Contoh Integrasi Ilmu dan Agama
Paradigma
keilmuan baru yang menyatukan, bukan sekedar menggabungkan wahyu Tuhan dan
temuan pikiran manusia (ilmu-ilmu holistik-integralistik), itu tidak
akan berakibat mengecilkan peran Tuhan (sekularisme) atau mengucilkan
manusia sehingga teraleniasi dari dirinya sendiri, dari masyarakat sekitar, dan
lingkungan hidup sekitarnya. Diharapkan konsep integralisme dan reintegrasi
epistemplogi keilmuan sekaligus akan dapat menyelesaikan konflik antar
sekularisme ekstrim dan fundamentalisme negatif agama-agama yang rigid dan
radikal dalam banyak hal.
Tentu sangat
menarik jika dikemukakan sejumlah contoh integrasi keilmuan dimaksud. Pada
dataran teori dan metodologi, kita bisa melihat sejumlah pemikiran penting
dalam fiqh dan ushul fiqh yang bisa diintegrasikan dengan hal-hal yang terdapat
dalam studi-studi umum yang selama ini berkembang di/dan berasal dari dunia
Barat. Kajian-kajian ontologi yang dikenal dalam filsafat yang berkembang saat
ini bisa dimanfaatkan untuk memperdalam pemahaman tentang hakekat hukum Islam
sekaligus untuk mempertegas perbedaan antara hukum Islam sebagai hukum Allah (syari’ah/relegion)

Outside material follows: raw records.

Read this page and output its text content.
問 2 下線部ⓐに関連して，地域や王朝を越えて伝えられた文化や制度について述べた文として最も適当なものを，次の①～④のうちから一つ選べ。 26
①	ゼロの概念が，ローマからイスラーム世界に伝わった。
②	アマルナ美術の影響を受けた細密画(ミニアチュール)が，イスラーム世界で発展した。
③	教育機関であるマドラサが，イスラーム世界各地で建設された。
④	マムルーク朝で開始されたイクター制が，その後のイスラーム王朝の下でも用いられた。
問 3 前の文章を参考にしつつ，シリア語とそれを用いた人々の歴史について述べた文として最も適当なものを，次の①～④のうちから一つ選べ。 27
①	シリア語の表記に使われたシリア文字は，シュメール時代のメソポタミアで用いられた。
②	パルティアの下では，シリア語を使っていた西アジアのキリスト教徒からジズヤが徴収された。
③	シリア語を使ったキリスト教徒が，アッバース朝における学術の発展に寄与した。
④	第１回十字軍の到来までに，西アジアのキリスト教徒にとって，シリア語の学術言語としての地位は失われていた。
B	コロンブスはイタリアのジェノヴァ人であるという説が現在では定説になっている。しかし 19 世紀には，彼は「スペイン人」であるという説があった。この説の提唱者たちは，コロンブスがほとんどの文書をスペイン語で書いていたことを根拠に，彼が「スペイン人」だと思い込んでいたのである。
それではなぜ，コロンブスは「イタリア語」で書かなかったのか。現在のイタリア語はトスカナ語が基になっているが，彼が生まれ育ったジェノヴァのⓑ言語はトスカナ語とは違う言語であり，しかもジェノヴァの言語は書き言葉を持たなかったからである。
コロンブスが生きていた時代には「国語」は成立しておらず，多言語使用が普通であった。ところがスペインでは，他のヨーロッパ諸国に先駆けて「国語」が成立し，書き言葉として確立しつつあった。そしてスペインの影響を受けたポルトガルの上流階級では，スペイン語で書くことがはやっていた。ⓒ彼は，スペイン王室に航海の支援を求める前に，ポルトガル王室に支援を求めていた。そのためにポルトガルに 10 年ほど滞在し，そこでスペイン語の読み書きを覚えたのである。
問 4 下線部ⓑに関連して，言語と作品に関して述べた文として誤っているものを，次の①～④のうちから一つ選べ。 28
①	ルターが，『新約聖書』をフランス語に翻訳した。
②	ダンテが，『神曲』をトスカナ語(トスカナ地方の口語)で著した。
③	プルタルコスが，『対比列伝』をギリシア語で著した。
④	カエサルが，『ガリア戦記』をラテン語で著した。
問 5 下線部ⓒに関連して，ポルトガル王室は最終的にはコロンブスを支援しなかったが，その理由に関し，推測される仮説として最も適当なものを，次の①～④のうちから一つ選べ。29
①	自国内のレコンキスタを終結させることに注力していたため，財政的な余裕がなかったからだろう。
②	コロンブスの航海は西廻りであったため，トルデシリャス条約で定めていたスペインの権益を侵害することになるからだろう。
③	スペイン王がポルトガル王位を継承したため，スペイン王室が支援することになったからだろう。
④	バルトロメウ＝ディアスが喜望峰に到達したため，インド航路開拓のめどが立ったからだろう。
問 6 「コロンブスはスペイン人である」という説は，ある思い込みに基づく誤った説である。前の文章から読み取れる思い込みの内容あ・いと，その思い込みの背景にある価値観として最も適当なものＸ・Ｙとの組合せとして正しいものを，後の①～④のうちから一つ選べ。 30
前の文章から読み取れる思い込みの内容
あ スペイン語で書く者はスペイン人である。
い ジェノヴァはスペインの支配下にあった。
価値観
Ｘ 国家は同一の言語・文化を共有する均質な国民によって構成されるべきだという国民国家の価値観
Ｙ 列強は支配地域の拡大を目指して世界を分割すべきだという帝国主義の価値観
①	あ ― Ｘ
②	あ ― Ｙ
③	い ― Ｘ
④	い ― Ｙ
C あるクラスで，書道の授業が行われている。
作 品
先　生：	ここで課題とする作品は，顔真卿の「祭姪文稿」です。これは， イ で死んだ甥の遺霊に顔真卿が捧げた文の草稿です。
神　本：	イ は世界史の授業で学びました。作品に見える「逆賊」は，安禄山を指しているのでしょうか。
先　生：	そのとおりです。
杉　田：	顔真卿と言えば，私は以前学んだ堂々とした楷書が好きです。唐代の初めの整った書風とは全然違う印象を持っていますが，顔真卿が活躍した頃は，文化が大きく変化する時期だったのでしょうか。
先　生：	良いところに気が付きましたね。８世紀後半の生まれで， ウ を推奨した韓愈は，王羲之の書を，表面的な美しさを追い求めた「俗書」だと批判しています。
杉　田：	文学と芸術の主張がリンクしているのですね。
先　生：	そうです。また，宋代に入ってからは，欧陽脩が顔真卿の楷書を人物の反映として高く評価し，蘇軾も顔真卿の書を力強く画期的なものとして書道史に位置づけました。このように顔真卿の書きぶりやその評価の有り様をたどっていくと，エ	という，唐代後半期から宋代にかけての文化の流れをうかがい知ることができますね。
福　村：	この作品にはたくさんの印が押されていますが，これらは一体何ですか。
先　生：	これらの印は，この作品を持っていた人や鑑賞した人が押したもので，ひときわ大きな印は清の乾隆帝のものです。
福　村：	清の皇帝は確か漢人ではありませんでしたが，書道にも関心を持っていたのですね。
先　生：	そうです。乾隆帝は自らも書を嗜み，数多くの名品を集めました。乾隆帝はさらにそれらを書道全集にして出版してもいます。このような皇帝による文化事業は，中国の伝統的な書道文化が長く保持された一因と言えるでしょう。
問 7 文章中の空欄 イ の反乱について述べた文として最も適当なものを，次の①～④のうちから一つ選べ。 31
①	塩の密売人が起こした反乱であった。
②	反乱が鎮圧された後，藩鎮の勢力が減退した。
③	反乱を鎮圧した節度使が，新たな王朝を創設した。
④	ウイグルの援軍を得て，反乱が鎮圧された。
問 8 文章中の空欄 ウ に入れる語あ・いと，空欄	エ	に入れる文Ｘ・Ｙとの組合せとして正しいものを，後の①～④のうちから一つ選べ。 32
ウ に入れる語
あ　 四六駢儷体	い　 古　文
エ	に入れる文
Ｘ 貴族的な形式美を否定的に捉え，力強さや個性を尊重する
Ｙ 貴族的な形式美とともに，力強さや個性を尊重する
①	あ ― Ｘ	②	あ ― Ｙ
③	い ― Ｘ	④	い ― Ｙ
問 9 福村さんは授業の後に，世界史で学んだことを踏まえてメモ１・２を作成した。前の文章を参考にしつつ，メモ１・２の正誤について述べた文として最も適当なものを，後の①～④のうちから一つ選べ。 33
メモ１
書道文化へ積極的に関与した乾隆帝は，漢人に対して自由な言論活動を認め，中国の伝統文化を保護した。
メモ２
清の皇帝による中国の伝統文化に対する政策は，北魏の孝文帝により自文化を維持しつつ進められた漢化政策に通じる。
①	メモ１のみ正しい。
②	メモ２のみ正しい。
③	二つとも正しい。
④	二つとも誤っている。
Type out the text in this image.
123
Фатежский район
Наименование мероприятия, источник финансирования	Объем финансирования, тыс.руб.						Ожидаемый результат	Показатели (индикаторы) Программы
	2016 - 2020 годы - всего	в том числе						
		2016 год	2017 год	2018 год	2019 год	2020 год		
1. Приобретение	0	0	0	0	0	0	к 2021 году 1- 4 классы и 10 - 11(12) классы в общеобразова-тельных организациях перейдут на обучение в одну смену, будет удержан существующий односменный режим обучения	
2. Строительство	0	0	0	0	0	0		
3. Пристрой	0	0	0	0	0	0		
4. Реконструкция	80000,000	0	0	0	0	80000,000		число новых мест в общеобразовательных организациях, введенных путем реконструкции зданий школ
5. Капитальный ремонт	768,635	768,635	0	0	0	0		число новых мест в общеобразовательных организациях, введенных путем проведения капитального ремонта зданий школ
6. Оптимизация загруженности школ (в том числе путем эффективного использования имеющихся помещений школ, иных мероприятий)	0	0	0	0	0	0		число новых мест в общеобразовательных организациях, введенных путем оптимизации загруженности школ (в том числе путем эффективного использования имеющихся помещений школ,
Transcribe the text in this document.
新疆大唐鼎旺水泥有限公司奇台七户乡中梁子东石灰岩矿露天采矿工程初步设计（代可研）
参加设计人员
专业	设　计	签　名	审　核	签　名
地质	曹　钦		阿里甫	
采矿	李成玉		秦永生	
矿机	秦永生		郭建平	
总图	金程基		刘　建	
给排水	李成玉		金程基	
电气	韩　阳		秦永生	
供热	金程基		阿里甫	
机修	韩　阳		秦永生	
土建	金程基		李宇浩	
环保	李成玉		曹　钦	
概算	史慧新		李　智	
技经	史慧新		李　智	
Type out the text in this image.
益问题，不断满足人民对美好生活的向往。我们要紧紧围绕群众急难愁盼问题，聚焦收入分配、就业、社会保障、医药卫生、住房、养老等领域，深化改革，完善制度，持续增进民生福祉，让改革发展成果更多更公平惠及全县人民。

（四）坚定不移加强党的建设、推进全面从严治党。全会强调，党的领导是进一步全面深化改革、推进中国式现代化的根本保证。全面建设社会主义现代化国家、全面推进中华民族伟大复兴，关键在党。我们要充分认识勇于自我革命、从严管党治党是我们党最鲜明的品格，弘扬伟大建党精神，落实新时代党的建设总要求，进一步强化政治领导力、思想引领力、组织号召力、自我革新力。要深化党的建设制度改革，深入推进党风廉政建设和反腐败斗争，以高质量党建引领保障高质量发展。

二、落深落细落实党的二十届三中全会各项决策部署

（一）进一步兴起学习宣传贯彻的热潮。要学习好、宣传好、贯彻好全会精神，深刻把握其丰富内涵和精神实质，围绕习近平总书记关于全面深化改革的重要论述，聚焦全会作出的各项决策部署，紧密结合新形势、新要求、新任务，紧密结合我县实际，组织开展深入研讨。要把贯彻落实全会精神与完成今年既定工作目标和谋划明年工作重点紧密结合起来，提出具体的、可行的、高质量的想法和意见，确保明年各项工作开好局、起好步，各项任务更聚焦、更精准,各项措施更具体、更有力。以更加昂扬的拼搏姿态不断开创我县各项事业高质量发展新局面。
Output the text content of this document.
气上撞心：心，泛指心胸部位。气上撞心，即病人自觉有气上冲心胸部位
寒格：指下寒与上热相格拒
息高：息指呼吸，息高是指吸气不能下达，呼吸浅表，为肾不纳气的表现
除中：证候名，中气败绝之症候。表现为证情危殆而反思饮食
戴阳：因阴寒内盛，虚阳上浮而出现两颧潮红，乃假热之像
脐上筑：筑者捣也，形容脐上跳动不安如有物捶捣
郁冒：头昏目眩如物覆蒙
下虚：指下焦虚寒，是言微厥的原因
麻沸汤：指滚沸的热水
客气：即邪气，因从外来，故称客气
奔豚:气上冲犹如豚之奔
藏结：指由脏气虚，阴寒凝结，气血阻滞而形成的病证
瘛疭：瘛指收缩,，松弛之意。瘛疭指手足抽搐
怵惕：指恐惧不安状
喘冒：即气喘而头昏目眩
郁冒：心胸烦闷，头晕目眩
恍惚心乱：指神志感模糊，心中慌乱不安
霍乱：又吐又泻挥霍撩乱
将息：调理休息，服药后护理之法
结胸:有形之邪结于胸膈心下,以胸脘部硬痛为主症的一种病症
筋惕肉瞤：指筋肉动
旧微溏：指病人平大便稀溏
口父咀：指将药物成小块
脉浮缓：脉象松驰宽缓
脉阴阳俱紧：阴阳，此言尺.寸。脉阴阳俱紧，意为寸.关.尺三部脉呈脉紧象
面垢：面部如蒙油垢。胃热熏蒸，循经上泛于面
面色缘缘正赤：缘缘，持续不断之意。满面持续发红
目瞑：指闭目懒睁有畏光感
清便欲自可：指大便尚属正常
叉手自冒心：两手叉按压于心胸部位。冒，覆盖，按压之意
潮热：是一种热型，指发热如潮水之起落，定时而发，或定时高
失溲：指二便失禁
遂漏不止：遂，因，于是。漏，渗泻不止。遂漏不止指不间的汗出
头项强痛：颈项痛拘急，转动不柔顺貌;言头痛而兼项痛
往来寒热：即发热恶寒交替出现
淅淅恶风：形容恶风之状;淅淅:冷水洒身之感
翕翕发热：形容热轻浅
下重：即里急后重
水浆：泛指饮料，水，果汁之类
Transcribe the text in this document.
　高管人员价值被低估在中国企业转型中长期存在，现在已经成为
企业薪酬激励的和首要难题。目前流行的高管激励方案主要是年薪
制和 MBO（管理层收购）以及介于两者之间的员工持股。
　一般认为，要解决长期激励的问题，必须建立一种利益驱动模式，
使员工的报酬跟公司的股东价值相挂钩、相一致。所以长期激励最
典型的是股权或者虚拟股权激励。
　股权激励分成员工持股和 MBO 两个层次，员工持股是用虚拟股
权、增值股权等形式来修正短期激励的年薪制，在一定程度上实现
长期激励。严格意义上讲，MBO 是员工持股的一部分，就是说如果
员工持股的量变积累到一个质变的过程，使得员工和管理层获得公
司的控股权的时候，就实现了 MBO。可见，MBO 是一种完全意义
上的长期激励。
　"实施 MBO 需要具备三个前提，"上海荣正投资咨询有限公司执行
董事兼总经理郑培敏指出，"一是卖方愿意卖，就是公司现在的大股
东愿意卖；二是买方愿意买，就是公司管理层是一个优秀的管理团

dengan pemahaman manusia tentang hukum Allah tersebut (fiqh, relegious
knowledge). Pemahaman kebahasaan, sebab-akibat, konteks sosial dan yang
semacamnya dalam memahami teks-teks ajaran Islam dan teks-teks lainnya bisa dikembangkan dengan mempertimbangkan
secara cermat, teliti, sekaligus hati-hati tentang linguistik, hermeneutika,
fenomenologi, dan yang semacamnya.
Beberapa contoh
dibawah ini akan memberi gambaran mengenai ilmu yang bercorak integralistik
bersama prototip sosok ilmuan integratif yang dihasilkannya. Contoh dapat
diambil dari Ekonomi Syari’ah, yang sudah nyata ada praktik penyatuan antara
wahyu Tuhan dan temuan pikiran manusia. Ada BMI (Bank Muamalat), Bank BNI
Syariah, usaha-usaha agrobisnis, transportasi, kelautan, dan sebagainya. Agama
menyediakan etika dalam prilaku ekonomi di antaranya adalah hasil (al-mudharabah),
dan kerjasama (al-musyarakah). Di situ terjadi proses
objektifikasi dari etika agama menjadi ilmu agama yang dapat bermanfaat bagi
orang dari semua penganut agama, non agama, atau bahkan anti agama. Dari orang
yang beriman untuk seluruh manusia (rahmatan li al-‘alamin). Kedepan,
pola kerja keimuan yang integralistik dengan basis moralitas keagamaan yang
humanistik ini di tuntut dapat memasuki wilayah-wilayah yang lebih luas seperti
psikologi, sosiologi, antropologi, social work, lingkungan, kesehatan,
teknologi, ekonomi, politik, hubungan internasional, hukum dan peradilan dan
begitu seterusnya.
Tidak kalah
menarik apa yang dilakukan Ali Syari’ati, ia mencoba mengembangkan teori dengan
berangkat dari/membaca al-Qur’an, kemudian melihat realitas empiris kehidupan
umat manusia sekaligus teori yang berkembang dalam ilmu sosial-budaya. Ia
kemudian mengembangkan teori menyangkut “hijrah” atau “migrasi”, dan kemudian
sampai kepada kesimpulan bahwa hijrah mempunyai peran penting dalam kesuksesan
usaha seseorang. Mereka yang hijrah cenderung lebih berhasil ketimbang mereka
yang tidak hijrah..
Rekonstruksi Proses
Keilmuan Dalam Islam
Ketika Nabi
Muhammad saw masih hidup, para sahabatnya selalu mendapatkan bimbingan langsung
dari Nabi. Wahyu Allah juga turun ke bumi sebagai petunjuk-Nya (hudan)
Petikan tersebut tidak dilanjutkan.